UNACEM:ペルー最大のセメント工場を訪問。石灰石の山の背後に巨大なプラントがあり、規模に圧倒される。

Universidad de Ingenieria y Tecnologia (UTEC) :ペルーの技術工科系の大学。スタートアップのハブの役割も果たしており、学長がペルーの政治・経済の現状などについて講演した後に、キャンパスツアーを実施。

コンサルティングプロジェクト

GBEのプログラムの目玉は、現地企業へのコンサルティングプロジェクトです。渡航前からクライエントと打合せ/スコープのすり合わせを行い、5人チームで最終日のプレゼンに向けて、クライエントとの各種打ち合わせ、調査、資料作成に当たりました。

私がアサインされた企業は、現地のアーリーステージのスタートアップ投資に特化したインパクト投資ファンドであるAVP Venturesです。プロジェクトの目的は、ファンドのインパクト測定メトリックを作成することでした。

私自身、昨年からインパクト投資に関連する機関でインターンをしていた経験もあり、グローバルなインパクト投資のフレームワークや方法論、他社のベンチマークなどを活用して資料を作成しました。これまでの学びを実践する機会とすることができ、とても充実したものになりました。また同じチームにはMBBのコンサルタントも複数名いたため、戦略コンサルタントのMBA同期からも課題へのアプローチについて多くのことを学ぶことが出来たと感じています。最終プレゼンでも、クライエントからとてもポジティブなフィードバックを受けることが出来、真剣に取り組んで良かったなと感じました。

最後に

もちろんプログラム自体、とても学びの深いものでしたが、ペルーという国やリマという街にも魅了され、リマの滞在自体がとても楽しかったです。
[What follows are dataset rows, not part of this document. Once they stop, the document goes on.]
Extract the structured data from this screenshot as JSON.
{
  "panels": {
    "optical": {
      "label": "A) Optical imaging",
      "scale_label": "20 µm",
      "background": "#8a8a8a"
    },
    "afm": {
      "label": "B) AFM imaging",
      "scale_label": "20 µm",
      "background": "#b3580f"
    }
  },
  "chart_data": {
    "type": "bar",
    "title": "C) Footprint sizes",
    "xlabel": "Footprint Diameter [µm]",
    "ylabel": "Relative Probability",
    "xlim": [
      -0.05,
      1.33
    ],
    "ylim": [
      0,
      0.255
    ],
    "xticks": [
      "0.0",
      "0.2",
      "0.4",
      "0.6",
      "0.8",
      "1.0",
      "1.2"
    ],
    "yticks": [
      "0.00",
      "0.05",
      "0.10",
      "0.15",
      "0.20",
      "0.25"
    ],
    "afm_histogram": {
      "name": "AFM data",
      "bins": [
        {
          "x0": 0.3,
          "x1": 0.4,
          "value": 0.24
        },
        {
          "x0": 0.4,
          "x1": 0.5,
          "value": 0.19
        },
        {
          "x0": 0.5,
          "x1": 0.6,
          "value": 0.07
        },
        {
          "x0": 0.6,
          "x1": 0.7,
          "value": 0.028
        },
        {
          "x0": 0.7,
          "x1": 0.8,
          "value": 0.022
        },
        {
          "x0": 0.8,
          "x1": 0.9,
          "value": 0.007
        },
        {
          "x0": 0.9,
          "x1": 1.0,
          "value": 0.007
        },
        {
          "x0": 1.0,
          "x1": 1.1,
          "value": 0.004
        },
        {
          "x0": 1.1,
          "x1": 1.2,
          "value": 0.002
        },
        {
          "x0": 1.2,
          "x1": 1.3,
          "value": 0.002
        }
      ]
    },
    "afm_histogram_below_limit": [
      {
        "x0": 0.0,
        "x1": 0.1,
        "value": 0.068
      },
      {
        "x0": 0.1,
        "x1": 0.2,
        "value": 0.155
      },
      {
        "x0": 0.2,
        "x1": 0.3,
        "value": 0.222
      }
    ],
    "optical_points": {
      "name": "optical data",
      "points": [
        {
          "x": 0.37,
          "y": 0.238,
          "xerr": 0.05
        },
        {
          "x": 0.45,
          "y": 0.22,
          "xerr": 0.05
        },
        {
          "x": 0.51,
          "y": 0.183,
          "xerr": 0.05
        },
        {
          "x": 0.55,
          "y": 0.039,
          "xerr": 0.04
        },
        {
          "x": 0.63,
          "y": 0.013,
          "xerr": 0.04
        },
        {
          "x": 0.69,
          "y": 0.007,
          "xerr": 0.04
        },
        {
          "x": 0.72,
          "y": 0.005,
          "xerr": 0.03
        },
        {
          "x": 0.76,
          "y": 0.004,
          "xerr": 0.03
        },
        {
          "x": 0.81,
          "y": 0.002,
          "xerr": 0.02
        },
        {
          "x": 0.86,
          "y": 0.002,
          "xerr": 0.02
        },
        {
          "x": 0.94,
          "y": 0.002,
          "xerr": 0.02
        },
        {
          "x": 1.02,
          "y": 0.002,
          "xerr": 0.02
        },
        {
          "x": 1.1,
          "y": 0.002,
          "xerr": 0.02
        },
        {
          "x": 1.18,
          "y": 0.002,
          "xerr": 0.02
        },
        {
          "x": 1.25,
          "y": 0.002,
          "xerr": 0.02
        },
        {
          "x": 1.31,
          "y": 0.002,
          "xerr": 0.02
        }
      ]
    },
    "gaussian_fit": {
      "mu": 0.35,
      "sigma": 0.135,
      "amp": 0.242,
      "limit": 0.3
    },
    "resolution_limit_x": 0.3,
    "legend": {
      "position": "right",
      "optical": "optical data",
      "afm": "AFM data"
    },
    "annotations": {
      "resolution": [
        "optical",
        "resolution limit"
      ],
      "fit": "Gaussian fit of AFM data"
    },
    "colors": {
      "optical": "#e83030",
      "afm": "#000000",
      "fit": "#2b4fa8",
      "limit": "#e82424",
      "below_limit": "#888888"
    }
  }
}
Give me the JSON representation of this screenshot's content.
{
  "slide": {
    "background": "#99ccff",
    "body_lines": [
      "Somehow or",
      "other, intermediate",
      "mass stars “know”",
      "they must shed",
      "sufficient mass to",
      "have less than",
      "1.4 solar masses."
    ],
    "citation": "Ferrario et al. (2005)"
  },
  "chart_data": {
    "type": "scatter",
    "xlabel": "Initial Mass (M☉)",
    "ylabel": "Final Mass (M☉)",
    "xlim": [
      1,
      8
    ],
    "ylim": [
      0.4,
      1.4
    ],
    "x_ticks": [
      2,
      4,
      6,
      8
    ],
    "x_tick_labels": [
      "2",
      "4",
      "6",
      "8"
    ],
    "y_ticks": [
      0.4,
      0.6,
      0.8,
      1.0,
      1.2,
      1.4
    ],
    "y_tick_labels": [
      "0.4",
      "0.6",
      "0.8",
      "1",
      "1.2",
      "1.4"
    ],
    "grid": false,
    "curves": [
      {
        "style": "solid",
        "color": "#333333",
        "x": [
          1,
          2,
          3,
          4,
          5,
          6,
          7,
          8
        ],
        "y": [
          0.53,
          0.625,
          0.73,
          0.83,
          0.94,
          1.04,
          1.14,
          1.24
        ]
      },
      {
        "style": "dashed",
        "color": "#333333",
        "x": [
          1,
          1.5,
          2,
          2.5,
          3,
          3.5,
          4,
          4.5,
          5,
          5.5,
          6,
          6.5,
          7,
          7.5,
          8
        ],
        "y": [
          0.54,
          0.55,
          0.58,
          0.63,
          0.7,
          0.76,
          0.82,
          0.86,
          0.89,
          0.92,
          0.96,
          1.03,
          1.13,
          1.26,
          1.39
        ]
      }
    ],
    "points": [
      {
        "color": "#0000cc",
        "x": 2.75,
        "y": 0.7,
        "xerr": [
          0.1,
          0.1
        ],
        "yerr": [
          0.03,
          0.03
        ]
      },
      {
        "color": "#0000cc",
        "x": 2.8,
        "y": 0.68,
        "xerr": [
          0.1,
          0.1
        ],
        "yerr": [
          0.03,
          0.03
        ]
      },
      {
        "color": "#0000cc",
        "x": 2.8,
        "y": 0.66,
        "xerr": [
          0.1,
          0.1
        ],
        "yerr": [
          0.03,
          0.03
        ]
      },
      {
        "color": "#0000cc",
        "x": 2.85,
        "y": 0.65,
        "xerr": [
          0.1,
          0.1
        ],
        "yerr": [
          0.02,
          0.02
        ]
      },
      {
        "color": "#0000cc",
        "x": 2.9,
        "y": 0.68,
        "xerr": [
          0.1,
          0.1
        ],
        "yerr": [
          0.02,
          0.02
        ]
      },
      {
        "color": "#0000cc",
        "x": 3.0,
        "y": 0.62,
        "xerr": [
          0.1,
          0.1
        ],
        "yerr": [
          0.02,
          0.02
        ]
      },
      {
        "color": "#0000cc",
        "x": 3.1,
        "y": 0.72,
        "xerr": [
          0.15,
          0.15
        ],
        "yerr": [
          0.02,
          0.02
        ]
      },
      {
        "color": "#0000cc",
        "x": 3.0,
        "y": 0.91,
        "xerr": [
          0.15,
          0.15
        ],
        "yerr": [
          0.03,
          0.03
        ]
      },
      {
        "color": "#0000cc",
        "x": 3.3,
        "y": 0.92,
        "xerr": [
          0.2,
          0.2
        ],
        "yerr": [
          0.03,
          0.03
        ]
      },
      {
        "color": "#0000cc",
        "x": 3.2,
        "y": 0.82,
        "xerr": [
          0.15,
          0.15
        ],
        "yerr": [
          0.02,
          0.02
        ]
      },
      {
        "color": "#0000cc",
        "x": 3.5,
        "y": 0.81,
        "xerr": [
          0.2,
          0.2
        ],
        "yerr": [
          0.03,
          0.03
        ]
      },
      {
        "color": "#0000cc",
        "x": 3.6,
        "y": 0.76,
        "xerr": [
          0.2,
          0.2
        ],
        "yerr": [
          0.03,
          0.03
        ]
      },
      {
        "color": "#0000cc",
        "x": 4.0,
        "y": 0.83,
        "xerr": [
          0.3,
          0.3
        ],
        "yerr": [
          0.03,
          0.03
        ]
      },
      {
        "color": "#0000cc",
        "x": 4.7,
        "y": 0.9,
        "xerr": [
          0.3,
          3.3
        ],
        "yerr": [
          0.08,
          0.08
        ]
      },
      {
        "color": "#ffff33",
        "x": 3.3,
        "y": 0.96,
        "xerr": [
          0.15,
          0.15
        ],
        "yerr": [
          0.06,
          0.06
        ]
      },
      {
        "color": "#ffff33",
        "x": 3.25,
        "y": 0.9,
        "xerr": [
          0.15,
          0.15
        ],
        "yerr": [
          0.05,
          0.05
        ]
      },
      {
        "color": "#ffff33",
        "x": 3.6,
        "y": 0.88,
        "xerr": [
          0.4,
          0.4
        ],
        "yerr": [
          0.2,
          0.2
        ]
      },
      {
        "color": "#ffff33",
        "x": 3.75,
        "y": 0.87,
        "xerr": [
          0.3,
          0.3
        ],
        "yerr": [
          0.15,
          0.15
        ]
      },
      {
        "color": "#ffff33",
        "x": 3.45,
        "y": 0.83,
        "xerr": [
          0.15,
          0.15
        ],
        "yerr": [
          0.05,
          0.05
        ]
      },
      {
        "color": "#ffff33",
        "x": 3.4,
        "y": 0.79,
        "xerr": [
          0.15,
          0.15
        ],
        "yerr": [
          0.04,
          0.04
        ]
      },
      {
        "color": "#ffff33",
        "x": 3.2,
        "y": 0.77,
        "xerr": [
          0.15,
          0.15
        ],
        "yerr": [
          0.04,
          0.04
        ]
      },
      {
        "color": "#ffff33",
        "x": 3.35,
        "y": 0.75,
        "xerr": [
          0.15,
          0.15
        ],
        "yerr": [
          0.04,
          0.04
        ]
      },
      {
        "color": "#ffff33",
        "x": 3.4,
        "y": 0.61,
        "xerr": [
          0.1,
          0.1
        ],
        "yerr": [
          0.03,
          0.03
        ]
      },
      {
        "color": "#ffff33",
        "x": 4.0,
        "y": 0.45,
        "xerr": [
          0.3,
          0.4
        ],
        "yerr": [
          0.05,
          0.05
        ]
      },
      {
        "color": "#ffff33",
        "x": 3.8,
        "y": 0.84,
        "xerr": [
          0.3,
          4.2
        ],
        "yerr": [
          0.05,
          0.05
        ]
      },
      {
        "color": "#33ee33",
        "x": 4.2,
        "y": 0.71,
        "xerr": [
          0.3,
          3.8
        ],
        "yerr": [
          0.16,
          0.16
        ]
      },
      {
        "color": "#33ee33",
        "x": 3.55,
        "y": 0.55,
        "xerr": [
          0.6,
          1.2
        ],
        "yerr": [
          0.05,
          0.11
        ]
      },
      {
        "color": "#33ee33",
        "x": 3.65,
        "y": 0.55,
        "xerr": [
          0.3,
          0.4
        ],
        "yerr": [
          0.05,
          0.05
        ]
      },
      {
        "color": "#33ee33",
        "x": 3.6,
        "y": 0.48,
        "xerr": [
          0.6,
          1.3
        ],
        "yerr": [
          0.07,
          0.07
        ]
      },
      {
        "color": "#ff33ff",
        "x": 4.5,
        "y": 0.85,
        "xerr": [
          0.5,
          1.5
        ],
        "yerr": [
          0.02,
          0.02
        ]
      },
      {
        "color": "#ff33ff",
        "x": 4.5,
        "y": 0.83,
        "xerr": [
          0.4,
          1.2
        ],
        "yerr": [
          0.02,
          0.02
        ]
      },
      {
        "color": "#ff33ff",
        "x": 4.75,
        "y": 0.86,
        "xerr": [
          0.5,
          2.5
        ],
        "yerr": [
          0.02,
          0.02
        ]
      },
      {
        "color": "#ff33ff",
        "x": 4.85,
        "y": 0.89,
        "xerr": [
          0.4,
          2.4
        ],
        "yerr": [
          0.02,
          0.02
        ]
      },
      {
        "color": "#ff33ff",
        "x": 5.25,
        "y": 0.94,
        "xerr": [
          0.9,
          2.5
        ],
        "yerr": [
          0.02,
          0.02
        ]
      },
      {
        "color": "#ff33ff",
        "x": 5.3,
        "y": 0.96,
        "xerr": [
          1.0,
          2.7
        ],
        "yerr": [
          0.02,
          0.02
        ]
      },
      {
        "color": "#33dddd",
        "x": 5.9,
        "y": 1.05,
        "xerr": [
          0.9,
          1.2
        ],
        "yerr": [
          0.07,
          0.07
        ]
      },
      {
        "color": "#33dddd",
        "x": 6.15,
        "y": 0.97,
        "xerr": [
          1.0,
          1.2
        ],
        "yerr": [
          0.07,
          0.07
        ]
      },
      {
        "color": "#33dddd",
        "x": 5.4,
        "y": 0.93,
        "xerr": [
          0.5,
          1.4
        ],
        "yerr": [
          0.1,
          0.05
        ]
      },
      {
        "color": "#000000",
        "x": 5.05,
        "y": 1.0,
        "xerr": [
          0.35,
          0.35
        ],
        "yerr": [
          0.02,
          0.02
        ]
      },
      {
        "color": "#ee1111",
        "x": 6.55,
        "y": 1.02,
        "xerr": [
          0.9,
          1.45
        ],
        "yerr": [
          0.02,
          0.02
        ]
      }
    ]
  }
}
ペルーは、「世界で最も美食を楽しめる国」とも呼ばれ、中でもNikkeiと呼ばれる日本食とのフュージョンがとても人気を集めています。MBA同期とペルー料理体験をしたり、クライエントから現地のNikkeiレストランに連れて行ってもらったり、色々なレストランを訪れ、ペルーの美食を堪能しました。

また、プログラムの中でインカ帝国の歴史的史跡を訪れる機会を通じて文化や歴史に触れることが出来たり、自由時間ではMBA同期と遊んだりと、とても濃密な時間を過ごすことができ、思い出に残りました。